One problem with the Presidential political season starting so early, in this case two years before the election, is that the landscape can change dramatically. Democrats who started out with hard anti-war positions when things looked bad in Iraq are now having to deal with a new reality
For the first time in a long time, nearly half of Americans express positive opinions about the situation in Iraq. A growing number says the U.S. war effort is going well, while greater percentages also believe the United States is making progress in reducing the number of Iraqi casualties, defeating the insurgents and preventing a civil war in Iraq.
Roughly half of the public (48%) believes the U.S. military effort in Iraq is going very or fairly well. Judgments about the overall situation in Iraq have been improving steadily since the summer. As recently as June, only about a third of Americans (34%) said things were going well in Iraq.

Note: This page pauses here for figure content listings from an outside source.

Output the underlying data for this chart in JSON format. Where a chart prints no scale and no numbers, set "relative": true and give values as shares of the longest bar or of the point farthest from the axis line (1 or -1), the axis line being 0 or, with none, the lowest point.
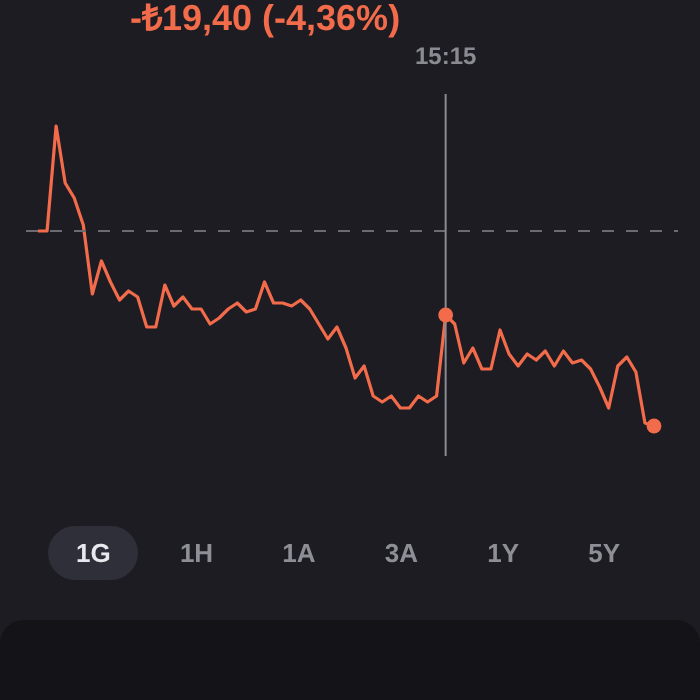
{
  "chart_data": {
    "type": "line",
    "title": "-₺19,40 (-4,36%)",
    "relative": true,
    "categories": [
      null,
      null,
      null,
      null,
      null,
      null,
      null,
      null,
      null,
      null,
      null,
      null,
      null,
      null,
      null,
      null,
      null,
      null,
      null,
      null,
      null,
      null,
      null,
      null,
      null,
      null,
      null,
      null,
      null,
      null,
      null,
      null,
      null,
      null,
      null,
      null,
      null,
      null,
      null,
      null,
      null,
      null,
      null,
      null,
      null,
      null,
      null,
      null,
      null,
      null,
      null,
      null,
      null,
      null,
      null,
      null,
      null,
      null,
      null,
      null,
      null,
      null,
      null,
      null,
      null,
      null,
      null,
      null,
      null
    ],
    "series": [
      {
        "color": "#f26b4a",
        "values": [
          0.65,
          0.65,
          1.0,
          0.81,
          0.76,
          0.67,
          0.44,
          0.55,
          0.48,
          0.42,
          0.45,
          0.43,
          0.33,
          0.33,
          0.47,
          0.4,
          0.43,
          0.39,
          0.39,
          0.34,
          0.36,
          0.39,
          0.41,
          0.38,
          0.39,
          0.48,
          0.41,
          0.41,
          0.4,
          0.42,
          0.39,
          0.34,
          0.29,
          0.33,
          0.26,
          0.16,
          0.2,
          0.1,
          0.08,
          0.1,
          0.06,
          0.06,
          0.1,
          0.08,
          0.1,
          0.37,
          0.34,
          0.21,
          0.26,
          0.19,
          0.19,
          0.32,
          0.24,
          0.2,
          0.24,
          0.22,
          0.25,
          0.2,
          0.25,
          0.21,
          0.22,
          0.19,
          0.13,
          0.06,
          0.2,
          0.23,
          0.18,
          0.01,
          0.0
        ]
      }
    ],
    "ref_lines": [
      {
        "axis": "y",
        "value": 0.65,
        "color": "#6b6b73",
        "line_style": "dashed"
      }
    ],
    "annotations": [
      "15:15",
      "1G",
      "1H",
      "1A",
      "3A",
      "1Y",
      "5Y"
    ]
  }
}
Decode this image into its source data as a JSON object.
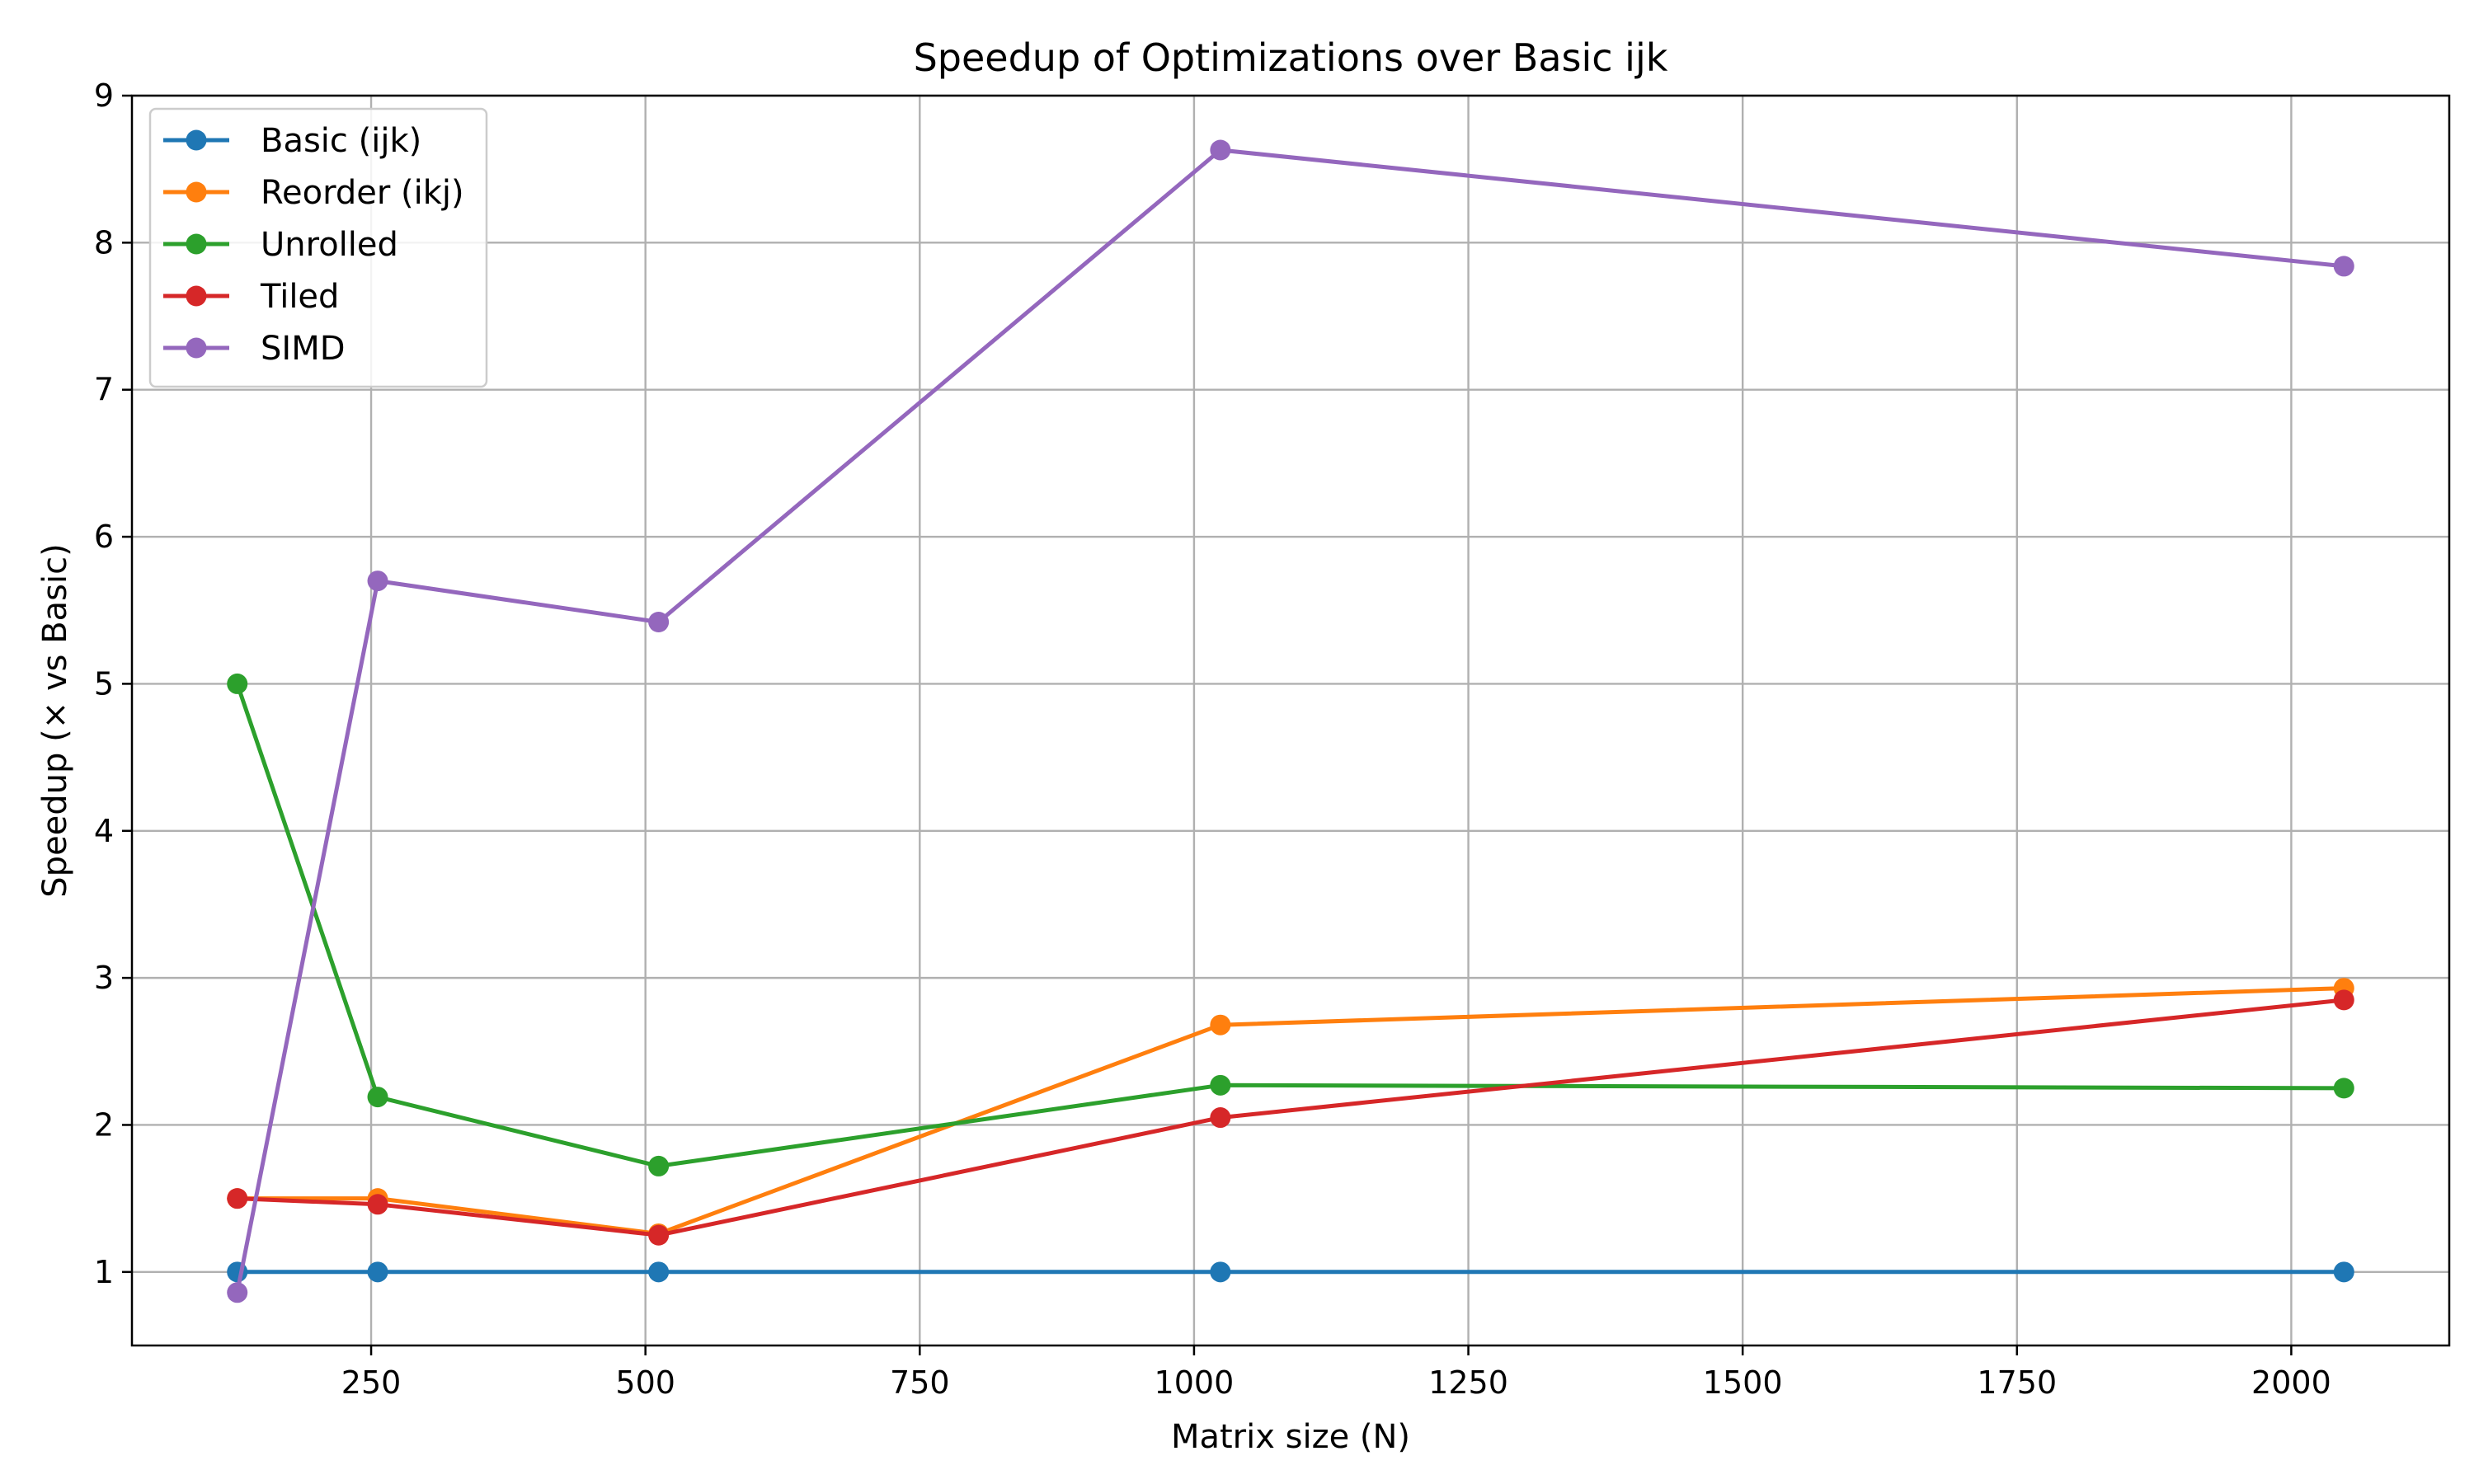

The landscape at the beginning also had Bush approval ratings low, and the newly elected Democratic Congress high. But the that's changed as well
Gallup's latest poll finds only one in five Americans approving of the job Congress is doing at this time. The public's rating of Congress had shown slight improvements in recent months, but the current rating is down again and is among the lowest that Gallup has ever measured dating back to 1974.
And the support for the anti-American meme most likely to be promoted by the Hard Left Wing of the Democratic Party represented by the "netroots" folks is also very soft from a general election perspective
Why doesn't Hollywood cut to the chase the next time it wants to insult the public with a new war-on-terror film and just call it "Bombs Away"? As movies depicting U.S. troops as bad guys and terrorists as sensitive, misunderstood souls continue to crank out, the industry needs to take its puny box office returns as a wake-up call from the public.
Despite top star billings, big-foot directors, the best publicity money can buy and critical acclaim, the public just isn't biting. The problem is the content.
"Redacted," gave us the Christmasy theme of Iraqi rape starring U.S. troops as rapists. It drew just $10,039 over the Thanksgiving weekend, according to BoxOfficeMojo, and $34,000 at its open.
Meanwhile "Rendition," which showed terrorists as pensive souls, bombed too. "A Mighty Heart," depicting terrorists' war on the West as "understandable," was a dud. "Syriana," portraying U.S. intelligence officers as crooks in bed with Big Oil, also fared poorly. "Lions For Lambs," a long anti-war monologue, bored people out of the Cineplex.
Critics say the lousy returns show the public is fatigued with the war. But name one film supportive of the U.S. war in Iraq, making heroes of the war's real heroes, such as our troops or even Iraq's democrats. Name one that portrays al-Qaida terrorists as the cold-blooded Islamofascist killers they really are.
The public isn't sated on good Iraq films; in reality, it's famished.
There is little support for failure in Iraq and there is little support for the Democratic leadership. The issues for the 2008 election will likely be less about Iraq than about Security, Illegal Immigration, and Health Care. And because of this, Democrats are attempting to retool their message
The focus of the presidential campaign, especially on the Democratic side, has broadened as well. Even antiwar groups that once denied that security has gotten better have recalibrated their arguments to focus on the failed efforts to reach political conciliation among Iraqi factions or the risk of war with Iran. The shift has strategists in both parties reevaluating their assumptions about how the final year of the Bush presidency and the election to succeed him will play out.
But the question is, can Democrats make the public forget that they advocated defeat? That they wanted to throw in the hat and leave the battlefield to al Qaida and the inevitable slaughter of the Iraqis who supported us and believed we would help them establish a government responsible to the people?
That they advocated for a Saigon scenario?
What's worse for the Democratic slate is if they retool their message too much, how people be able to to take seriously their new message?